Dor Lombar: Os 7 Erros Que Deve Evitar

A dor lombar é uma situação muito comum.


Se sofre de dor lombar fique a saber que não está sozinho(a). As investigações científicas recentes indicam que entre 60 a 80% das pessoas terão, pelo menos, um episódio de dor lombar ao longo da sua vida.


É certo que a maior parte dos episódios de dor lombar são benignos e limitados no tempo (alguns dias/semanas). No entanto, se sofreu (recentemente), ou sofre de dor lombar deve saber que as estimativas apontam para um risco de 60 a 70% de desenvolver um novo episódio de dor lombar no prazo de 12 meses e de 80 a 85% de recorrência ao longo da sua vida.


Infelizmente, cerca de 10 a 20% destes casos irão evoluir mesmo para uma dor dor crónica persistente. Estes dados não deverão assustar quem está a sofrer de dor lombar, no entanto, devem consciencializar para um problema real de recorrência com episódios repetitivos.


Dor lombar: 7 erros comuns que podem atrasar a sua recuperação



1. Prolongar o repouso (para além do necessário)


Quando aparece a dor lombar é natural e expectável que faça repouso (descansar faz mesmo sentido numa fase inicial para aliviar os sintomas). No entanto, a evidência científica é clara: o repouso prolongado na dor lombar está associado a maior rigidez e mais dificuldade em retomar o ritmo normal posteriormente. Em alguns casos, o repouso excessivo pode mesmo levar a um atraso de semanas no processo de recuperação.
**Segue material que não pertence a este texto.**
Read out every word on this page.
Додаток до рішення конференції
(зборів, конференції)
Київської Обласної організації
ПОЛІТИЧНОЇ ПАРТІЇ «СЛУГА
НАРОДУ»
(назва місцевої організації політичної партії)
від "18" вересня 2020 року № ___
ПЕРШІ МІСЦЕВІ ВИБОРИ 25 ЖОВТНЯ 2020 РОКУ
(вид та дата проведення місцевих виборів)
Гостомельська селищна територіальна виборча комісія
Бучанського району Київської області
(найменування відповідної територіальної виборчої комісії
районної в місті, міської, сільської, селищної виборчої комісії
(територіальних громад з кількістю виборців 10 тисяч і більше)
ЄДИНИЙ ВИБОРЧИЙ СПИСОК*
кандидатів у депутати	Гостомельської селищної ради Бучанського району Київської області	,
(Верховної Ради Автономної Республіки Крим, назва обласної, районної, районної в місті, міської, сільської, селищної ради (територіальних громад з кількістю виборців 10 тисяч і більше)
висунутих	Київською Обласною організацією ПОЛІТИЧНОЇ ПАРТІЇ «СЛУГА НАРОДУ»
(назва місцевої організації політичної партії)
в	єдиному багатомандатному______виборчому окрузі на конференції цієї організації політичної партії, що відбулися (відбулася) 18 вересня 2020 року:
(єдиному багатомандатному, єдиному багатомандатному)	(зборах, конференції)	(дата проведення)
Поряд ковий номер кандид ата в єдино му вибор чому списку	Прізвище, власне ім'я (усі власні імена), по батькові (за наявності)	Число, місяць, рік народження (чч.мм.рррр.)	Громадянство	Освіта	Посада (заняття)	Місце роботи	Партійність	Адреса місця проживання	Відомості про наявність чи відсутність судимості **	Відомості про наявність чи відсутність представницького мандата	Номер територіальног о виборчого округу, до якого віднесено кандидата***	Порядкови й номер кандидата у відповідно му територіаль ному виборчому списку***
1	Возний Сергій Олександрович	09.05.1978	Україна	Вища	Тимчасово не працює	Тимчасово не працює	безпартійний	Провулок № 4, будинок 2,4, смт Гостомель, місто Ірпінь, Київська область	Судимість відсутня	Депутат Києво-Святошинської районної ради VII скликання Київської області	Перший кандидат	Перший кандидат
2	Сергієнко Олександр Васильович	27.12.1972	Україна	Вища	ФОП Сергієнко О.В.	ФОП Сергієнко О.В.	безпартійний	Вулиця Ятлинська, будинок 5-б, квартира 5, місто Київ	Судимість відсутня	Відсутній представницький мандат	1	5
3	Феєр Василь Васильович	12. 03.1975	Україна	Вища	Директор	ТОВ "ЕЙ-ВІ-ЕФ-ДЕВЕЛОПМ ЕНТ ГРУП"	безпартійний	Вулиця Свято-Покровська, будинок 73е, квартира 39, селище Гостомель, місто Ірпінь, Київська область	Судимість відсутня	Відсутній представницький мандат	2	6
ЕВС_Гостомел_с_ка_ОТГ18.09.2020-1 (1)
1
Tendo isto em consideração:


Quando é que o repouso deixa de ajudar e começa a atrasar o processo de recuperação da dor lombar?


Para tomar esta decisão deve ser tido em conta a causa da dor lombar, as limitações reais apresentadas, a forma como o corpo está a reagir e o tipo de atividades que foram reduzidas. Na verdade não existem dois casos iguais. O que para uma pessoa pode ser um período adequado de descanso para outra poderá ser repouso excessivo. Infelizmente, para a maior parte das pessoas que sofrem de dor lombar as decisões de repouso e início da atividade são tomadas de forma intuitiva.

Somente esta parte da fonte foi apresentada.